Demand-driven hierarchical integrated planning-scheduling control for a mobile robot-operated flexible smart manufacturing system

Abstract

The rapid advancement of Industry 4.0 has transformed manufacturing, giving rise to Flexible Smart Manufacturing Systems (FSMS) capable of adapting to fluctuating market demands and operational uncertainties—essential for achieving mass customization. However, conventional approaches that separate long-term planning from real-time scheduling struggle to meet the demands of modern manufacturing environments, particularly in adapting to frequent demand fluctuations, managing system complexity, and ensuring rapid responsiveness. To address this challenge, this paper presents a demand-driven hierarchical framework that integrates planning and scheduling for flexible smart manufacturing, enabled by a mobile, multi-skilled, robot-operated system. First, a novel system identification model is developed using behavioral cloning to extract essential system properties that inform decision-making.
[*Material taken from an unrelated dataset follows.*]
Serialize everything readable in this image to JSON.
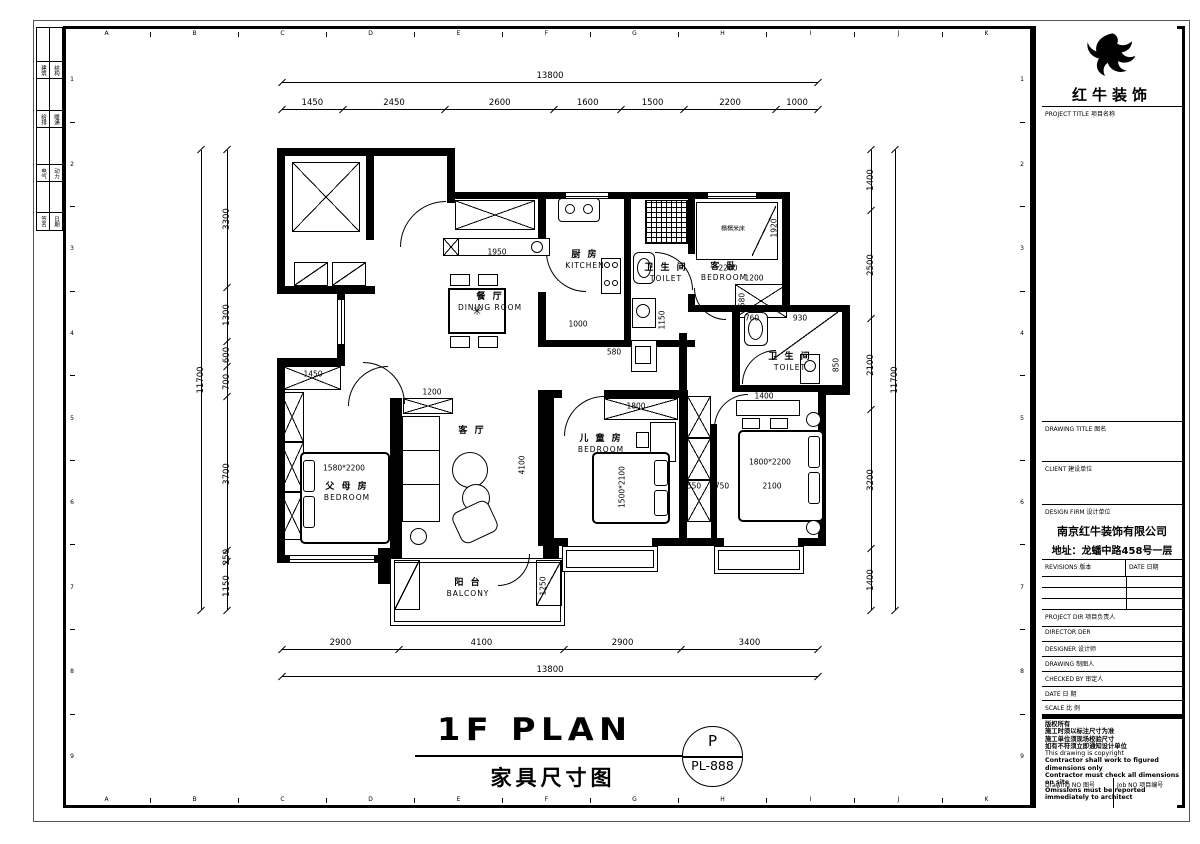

Next, a coupled dual-loop control structure is introduced: an outer planner loop optimizes robot configurations based on demand forecasts, while an inner scheduler loop dynamically adjusts robot assignments in response to unexpected disruptions. The control strategy leverages the System Property-Infused Multi-Agent Deep Deterministic Policy Gradient (P-MADDPG) algorithm, which integrates dynamic system properties to improve adaptability and decision-making in complex environments. Extensive experiments are carried out to demonstrate the framework's effectiveness in adapting to frequently shifting demands, minimizing resource waste, and achieving superior performance with higher throughput compared to existing approaches, thereby providing a robust solution for integrated planning and scheduling in personalized production.